MIND GAMES

What makes you sing? What makes you jive? What makes you go around the world? What makes you click a photograph? And the possibilities are endless.

Thinking of these possibilities, I came up with a question as to what makes a person act or react. I surmised that a person, place, thing or situation doesn’t always garner a reaction from all. And when it does, the reactions can be extensively and intensively different. An example would illustrate my point better. When a group of people listen to a song at the same time, the first instantly thinks about its raag, taal and pitch, the second delves into its rhyme and lyrics, the third begins to choreograph it in his mind and the fourth predicts its commercial appeal while the fifth only wonders what to cook for dinner tonight.  Isn’t it fascinating how our mind evolves in different dimensions and the same thing impresses different people so distinctly?

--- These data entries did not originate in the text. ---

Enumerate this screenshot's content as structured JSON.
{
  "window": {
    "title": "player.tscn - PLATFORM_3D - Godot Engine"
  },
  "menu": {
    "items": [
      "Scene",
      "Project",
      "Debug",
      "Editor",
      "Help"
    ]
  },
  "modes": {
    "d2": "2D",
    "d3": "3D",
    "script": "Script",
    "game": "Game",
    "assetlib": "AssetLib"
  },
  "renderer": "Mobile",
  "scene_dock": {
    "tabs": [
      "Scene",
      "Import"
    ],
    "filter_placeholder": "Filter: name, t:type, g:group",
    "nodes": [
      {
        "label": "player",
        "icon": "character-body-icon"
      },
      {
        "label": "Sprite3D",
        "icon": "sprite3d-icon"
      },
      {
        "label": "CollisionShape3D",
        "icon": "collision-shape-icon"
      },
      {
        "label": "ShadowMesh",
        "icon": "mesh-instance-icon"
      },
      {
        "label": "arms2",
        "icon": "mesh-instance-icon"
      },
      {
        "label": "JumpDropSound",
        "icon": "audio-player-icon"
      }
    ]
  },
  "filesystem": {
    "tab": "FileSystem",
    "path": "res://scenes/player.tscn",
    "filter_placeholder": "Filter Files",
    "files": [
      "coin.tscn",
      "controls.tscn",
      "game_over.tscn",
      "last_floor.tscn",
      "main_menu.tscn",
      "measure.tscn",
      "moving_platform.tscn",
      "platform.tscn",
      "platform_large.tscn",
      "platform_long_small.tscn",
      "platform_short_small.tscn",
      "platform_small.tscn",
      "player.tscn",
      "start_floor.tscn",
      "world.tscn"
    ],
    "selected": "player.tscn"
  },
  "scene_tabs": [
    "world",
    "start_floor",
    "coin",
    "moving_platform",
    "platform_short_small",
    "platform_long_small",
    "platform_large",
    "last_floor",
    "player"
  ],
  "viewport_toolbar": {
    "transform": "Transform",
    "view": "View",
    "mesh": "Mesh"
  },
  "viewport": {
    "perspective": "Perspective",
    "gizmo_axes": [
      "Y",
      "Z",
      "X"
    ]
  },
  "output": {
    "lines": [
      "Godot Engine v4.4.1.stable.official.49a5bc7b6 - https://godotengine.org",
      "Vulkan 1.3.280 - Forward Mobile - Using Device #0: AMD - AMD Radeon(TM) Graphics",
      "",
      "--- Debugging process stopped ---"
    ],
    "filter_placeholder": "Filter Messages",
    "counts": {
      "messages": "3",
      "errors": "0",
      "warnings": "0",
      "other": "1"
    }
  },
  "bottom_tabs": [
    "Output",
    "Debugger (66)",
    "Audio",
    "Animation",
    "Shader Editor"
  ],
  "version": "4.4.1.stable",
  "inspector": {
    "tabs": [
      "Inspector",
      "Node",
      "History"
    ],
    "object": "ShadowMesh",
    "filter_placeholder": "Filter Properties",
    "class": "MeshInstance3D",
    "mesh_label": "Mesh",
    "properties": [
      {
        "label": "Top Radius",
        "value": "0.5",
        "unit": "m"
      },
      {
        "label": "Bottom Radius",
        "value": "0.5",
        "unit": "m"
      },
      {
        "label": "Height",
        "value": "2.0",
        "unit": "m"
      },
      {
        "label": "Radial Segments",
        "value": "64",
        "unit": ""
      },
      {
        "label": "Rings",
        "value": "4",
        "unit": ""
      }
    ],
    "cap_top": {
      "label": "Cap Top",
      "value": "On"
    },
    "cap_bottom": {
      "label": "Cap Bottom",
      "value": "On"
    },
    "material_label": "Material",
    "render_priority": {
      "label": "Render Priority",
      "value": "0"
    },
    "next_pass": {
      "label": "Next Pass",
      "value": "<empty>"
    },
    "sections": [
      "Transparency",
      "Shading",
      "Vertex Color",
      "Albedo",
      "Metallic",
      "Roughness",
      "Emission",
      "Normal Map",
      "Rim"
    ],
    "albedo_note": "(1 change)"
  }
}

It is this variety in thought that makes life so interesting. A recent treasure hunt that I participated in accentuated this fact most humorously and concretely. The organizers couldn’t have ever imagined that their clues could have so many possible interpretations as the participants came out with.  For example, one of the clues to be solved in a particular area just mentioned “Father on the board”, now with that hint we had to actually find the signage “Appa Garden Street” (appa means father in the local language) which is put at the corner of the road but coincidentally there is a church in the same vicinity and some of our friends went around the church looking for a message of the ‘Father’ as in “Jesus” put up on some board. And others went further to find the ‘Father’ inside the church in the form of a ‘priest’. Isn’t it hilarious and contemplative at the same time? There were several such stories of my treasure hunt with the most imaginative interpretation of every clue. I am sure the organizers never thought that their clues would be source of such reflective fun.

Another thing that I found quite interesting about that day was that none of the interpretations were literally right or wrong, they were simply different. The organizers thought in one way while the participants thought in quite the other. Of course the interpretation as meant by the organizers would have helped to decipher the clue and win the treasure but we can’t judge the “interpretations” per se.

The same holds true between individuals, families and societies. We are all entitled to our own interpretation but asserting it as the verdict creates conflicts and rifts. Each thinks himself to be right and the other as follied, but in truth we are just different. To think differently is the beauty of the mind but to react differently is the test of the mind.
We live in a world of differences – pun intended, where Salman Rushdie’s book is acclaimed by one society but he is issued a fatwa for the same book by another society; where music is considered a path to God by one community yet it is labeled blasphemous by another; where Agent Vinod might run a marathon at the box office in one country but it is already banned in another.
You see, we have the right to our thoughts, but do we also have the right to wrong others’?